Figure 2Four possible mechanisms responsible for serum levels of histidine, leucine, ornithine, and phenylalanine in patients with LAHNSCC before concurrent chemoradiotherapy. They include: amount of dietary intake (①), consumption in the neutralization against oxidative and pro-inflammatory stress (②), fuel provider for energy production (③), and nitric oxide synthase (NOS)–nitric oxide (NO) pathway (④). First, reduced dietary intake directly results in decreased serum levels of essential amino acids (histidine, leucine, and phenylalanine). Second, essential amino acids are delivered into cells via L-type amino acid transporter 1 (LAT1); once inside, they can neutralize the reactive oxygen species (ROS) and pro-inflammatory mediators using their antioxidative and anti-inflammatory activities or enter into the Krebs cycle for energy production to compensate calorie deficiency from inadequate food intake.
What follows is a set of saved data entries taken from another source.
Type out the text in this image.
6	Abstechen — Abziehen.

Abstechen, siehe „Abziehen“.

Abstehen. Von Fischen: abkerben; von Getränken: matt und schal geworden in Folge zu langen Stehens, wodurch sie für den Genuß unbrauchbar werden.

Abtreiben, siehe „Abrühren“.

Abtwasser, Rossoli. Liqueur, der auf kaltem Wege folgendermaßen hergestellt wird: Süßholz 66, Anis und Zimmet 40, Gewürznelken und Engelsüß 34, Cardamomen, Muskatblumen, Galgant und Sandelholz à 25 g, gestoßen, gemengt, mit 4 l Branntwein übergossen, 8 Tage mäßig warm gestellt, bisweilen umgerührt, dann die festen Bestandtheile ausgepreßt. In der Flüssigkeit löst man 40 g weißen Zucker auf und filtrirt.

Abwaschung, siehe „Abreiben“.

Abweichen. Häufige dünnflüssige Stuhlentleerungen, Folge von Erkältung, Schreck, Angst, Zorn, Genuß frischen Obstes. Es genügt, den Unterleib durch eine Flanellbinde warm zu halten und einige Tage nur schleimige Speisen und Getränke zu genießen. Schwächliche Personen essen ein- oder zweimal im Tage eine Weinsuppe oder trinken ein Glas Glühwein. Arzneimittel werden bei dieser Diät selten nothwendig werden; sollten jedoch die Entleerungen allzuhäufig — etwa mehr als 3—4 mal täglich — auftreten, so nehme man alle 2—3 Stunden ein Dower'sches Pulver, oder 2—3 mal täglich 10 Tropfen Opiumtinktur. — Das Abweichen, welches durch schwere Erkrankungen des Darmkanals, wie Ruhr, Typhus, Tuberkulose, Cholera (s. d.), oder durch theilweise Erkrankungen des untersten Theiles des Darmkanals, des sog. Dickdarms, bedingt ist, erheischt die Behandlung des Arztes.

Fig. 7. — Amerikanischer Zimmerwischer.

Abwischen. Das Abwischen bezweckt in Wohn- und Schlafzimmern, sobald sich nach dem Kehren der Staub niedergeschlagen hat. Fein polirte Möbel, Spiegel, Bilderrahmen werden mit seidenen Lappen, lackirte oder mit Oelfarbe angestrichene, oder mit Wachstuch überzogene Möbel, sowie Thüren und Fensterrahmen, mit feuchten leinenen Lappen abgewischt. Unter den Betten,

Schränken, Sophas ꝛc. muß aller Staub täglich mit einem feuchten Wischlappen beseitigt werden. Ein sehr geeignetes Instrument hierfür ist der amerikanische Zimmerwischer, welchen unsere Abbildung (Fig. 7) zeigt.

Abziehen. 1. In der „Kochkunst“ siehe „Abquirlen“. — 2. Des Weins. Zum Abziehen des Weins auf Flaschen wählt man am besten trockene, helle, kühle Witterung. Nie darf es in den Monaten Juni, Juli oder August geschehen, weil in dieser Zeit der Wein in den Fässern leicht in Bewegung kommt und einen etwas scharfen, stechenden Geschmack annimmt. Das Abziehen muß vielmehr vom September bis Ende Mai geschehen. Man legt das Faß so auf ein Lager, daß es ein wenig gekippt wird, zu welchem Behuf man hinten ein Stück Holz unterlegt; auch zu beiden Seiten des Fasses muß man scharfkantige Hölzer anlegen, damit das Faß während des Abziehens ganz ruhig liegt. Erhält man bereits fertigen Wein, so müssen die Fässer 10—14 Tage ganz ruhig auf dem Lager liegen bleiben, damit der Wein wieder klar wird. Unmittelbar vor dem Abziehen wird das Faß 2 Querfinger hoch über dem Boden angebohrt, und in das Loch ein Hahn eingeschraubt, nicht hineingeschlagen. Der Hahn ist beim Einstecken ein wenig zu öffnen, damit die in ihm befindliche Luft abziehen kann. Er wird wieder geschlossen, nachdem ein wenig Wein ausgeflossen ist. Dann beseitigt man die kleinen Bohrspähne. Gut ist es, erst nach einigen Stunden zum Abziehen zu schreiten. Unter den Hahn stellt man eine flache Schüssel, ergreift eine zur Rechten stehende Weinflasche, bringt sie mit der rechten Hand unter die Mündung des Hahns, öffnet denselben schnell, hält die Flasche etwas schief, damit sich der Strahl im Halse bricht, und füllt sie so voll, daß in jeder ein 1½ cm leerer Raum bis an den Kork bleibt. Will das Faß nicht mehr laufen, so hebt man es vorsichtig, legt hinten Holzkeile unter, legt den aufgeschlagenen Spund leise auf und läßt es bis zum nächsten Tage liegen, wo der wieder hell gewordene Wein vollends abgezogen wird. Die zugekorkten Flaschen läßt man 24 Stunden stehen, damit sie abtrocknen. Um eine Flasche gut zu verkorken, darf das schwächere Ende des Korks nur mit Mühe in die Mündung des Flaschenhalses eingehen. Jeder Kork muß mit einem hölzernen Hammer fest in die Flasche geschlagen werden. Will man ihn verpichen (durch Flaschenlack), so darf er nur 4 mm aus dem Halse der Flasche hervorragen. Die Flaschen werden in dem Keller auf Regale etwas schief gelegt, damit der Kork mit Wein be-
Finally, ROS and pro-inflammatory mediators can stimulate thrombopoiesis from mature megakaryocytes in the bone marrow, inhibit lymphocyte differentiation and proliferation, and upregulate NOS and NO production. Produced NO can decrease ornithine decarboxylase (ODC) activity and increase the ornithine levels. The magnitude of oxidative stress and pro-inflammatory mediators are reciprocally regulated by cancer and immune cells, such as regulatory T cells (Treg), macrophages, and myeloid-derived suppressor cells (MDSC), within the tumor microenvironment and in the peripheral blood. ROS and pro-inflammatory mediators can reduce the function of phenylalanine hydroxylase (PAH) and prevent the conversion of phenylalanine to tyrosine. Tetrahydrobiopterin (BH4) and tetrahydrofolate (THF) are essential cofactors for the conversion of phenylalanine into tyrosine and histidine into glutamate, respectively.